I have been exploring some ways to help people and teams tackle major challenges, impediments and catastrophes.

But my final approach is one I learned from my parents when I was young.  Its not in any of the agile coaching approaches, but I have found I use it often.

I also find this is the approach that my mentors and family have used to help me when I am worrying about something.

It’s called “a reality check,” or a “kick in the pants.

So how does it work?

Well let’s say I have hit a major problem at work.  For me that might be that a training course was a train wreck or that the team I am working with just got restructured and all the hard work we have been doing together is about to come apart.

When this happens, I often over-analyse things and worry about things I can’t change.  But then I also start talking it over in my head and sometimes it starts to loom larger and larger.

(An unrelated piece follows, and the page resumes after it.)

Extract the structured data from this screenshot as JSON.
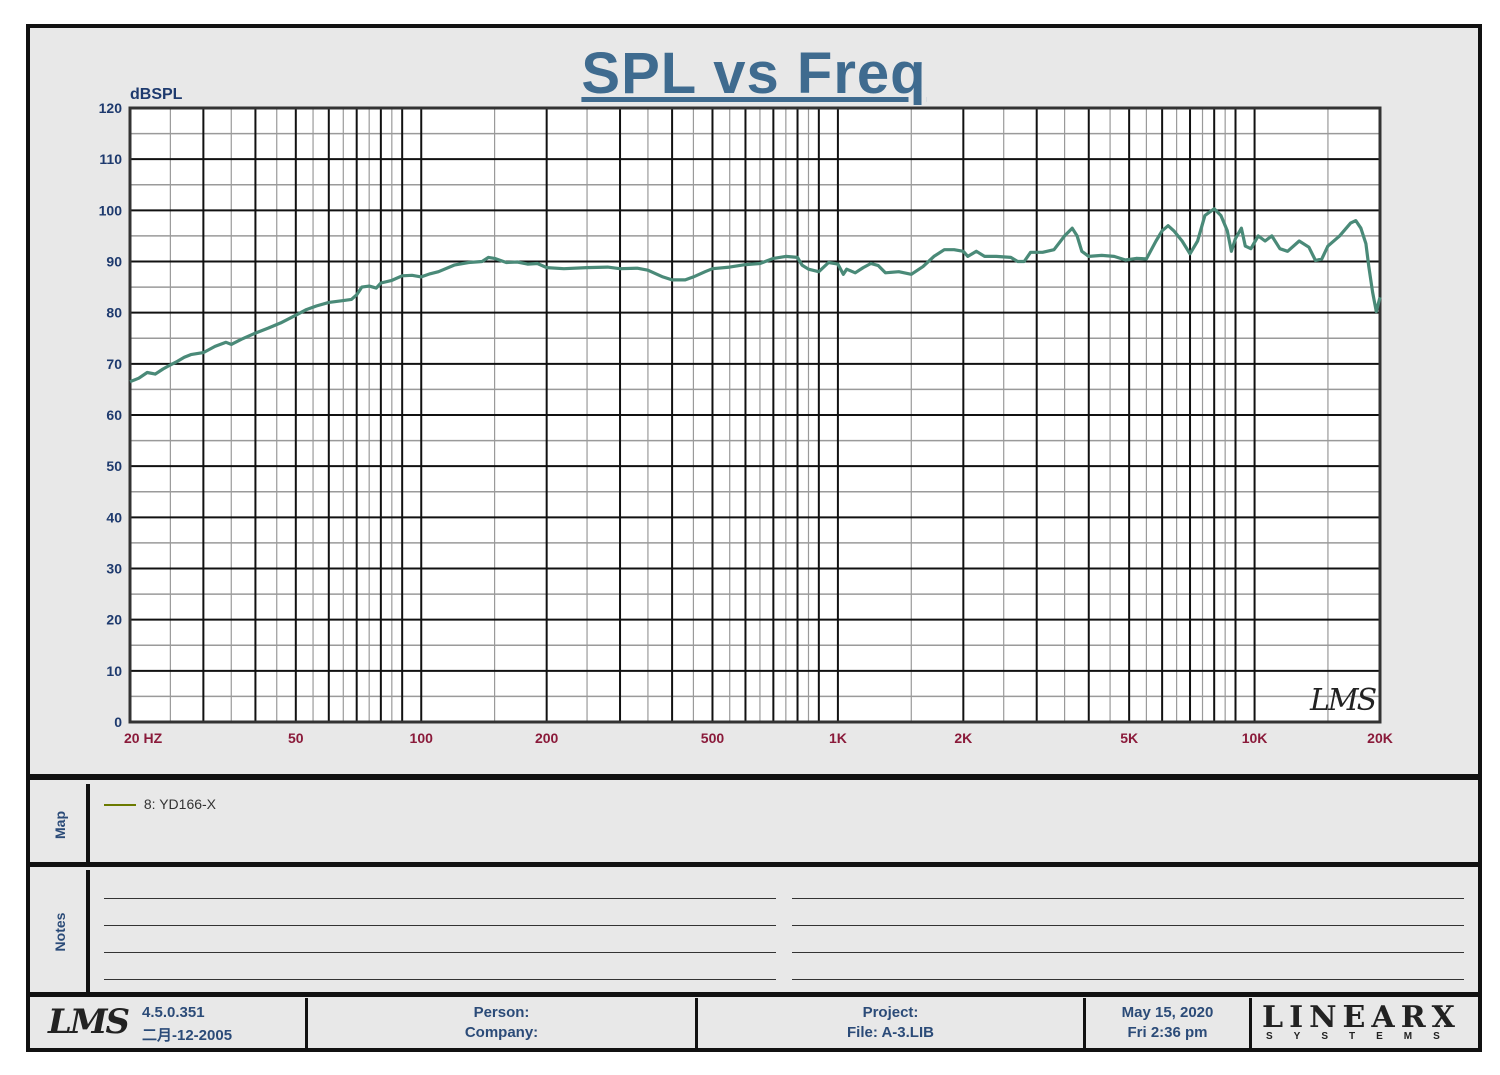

So I talk to my loving family or peers and they give me a quick kick in the pants to help me reset and refocus.

I guess it is important to know that I am Australian and when I grew up a lot of the coaching I received was along the lines of “get over it, a lot of people have it worse off than you, so put it behind you and move forward.”

In case you are not familiar with what this sounds like then here are some examples

  • I will give you one beer to worry about it.  When this beer is finished we will move on to something more interesting
  • Really, that is the issue?  Maybe if you want something to really worry about you should go without food for 2 days.  Then see if it is still an issue.
  • So you could spend time fixing that.  Let’s say it takes an hour to worry, an hour to do something and then an hour to wonder if you did the right thing.  Is there anything else you think you could do with 3 hours that might be more worth while?

Strangely though, when I began coaching others and I started to bluntly tell people to “get over it” or to “suck it up princess”, they seemed to miss my good intentions and sometimes even seemed to get upset.

My powerful EQ and my well honed coaching skills meant that I eventually realised that that people were not entirely grateful for my constructive feedback.

I guess if I really did have powerful EQ then I would have realised a lot earlier.  So I learned to adjust my approach a little.

I still believe that sometimes I should just get over things and move forward.  I also think there are times to tell others to do the same.

But when I learned coaching I did find out that there are more constructive ways to put things in perspective and help people move forward.

Here is what  I learned recently in a MOOC on coaching.  It is about resilience and positive psychology and it is presented by Karen Reivich Phd.

It is part of a series and well worth the time if you are interested.  But here is my take on something from one of the videos in a much quicker lesson.

When someone is getting too concerned and seems to be worrying too much … if you can’t stop yourself giving them some advice then try one of these 3 deliberate approaches:

  1. Use an evidence based approach to counter their concerns directly:
    1. That is not true – you say you stuffed it up but actually this is what you achieved.  (Insert your take on things)
    2. That is not true – you say you never get it right but what about this time .. and this
  2. Re-frame (look at things in a more productive way):
    1. That is one way to look at it.  But its not the only way.  Here is my perspective (give a different perspective or take on the situation)
    2. For example – You say you suck at this – you find this hard.  The way I look at it, you are on a learning curve so there will be quite a few areas that you will struggle with – at the moment.  But that is why we are here to back you up – so you can struggle, find the challenge and get help learning to master this stuff.
    3. You can word this as “a better way to look at that is to …”
  3. Use a plan based approach (ie focus on what they can do if things do go wrong):
    1. OK, that might happen.  If “X” does happen, maybe you could try “Y.”
    2. OK, “X” might happen.  Let’s assume it does for a moment, what can we come up with now, that you could do in that situation?

Then you move back into coaching, maybe along the lines of these other approaches.

Each approach still leaves the person to cope, but rather than just telling them to “get over it,” these approaches attempt to help the person look at things in a way that gives them the confidence to cope and move forward successfully.

The idea is that you can say what you think, but that in doing so you should leave the person with the ability to see a next step, or to stop worrying and start speculating.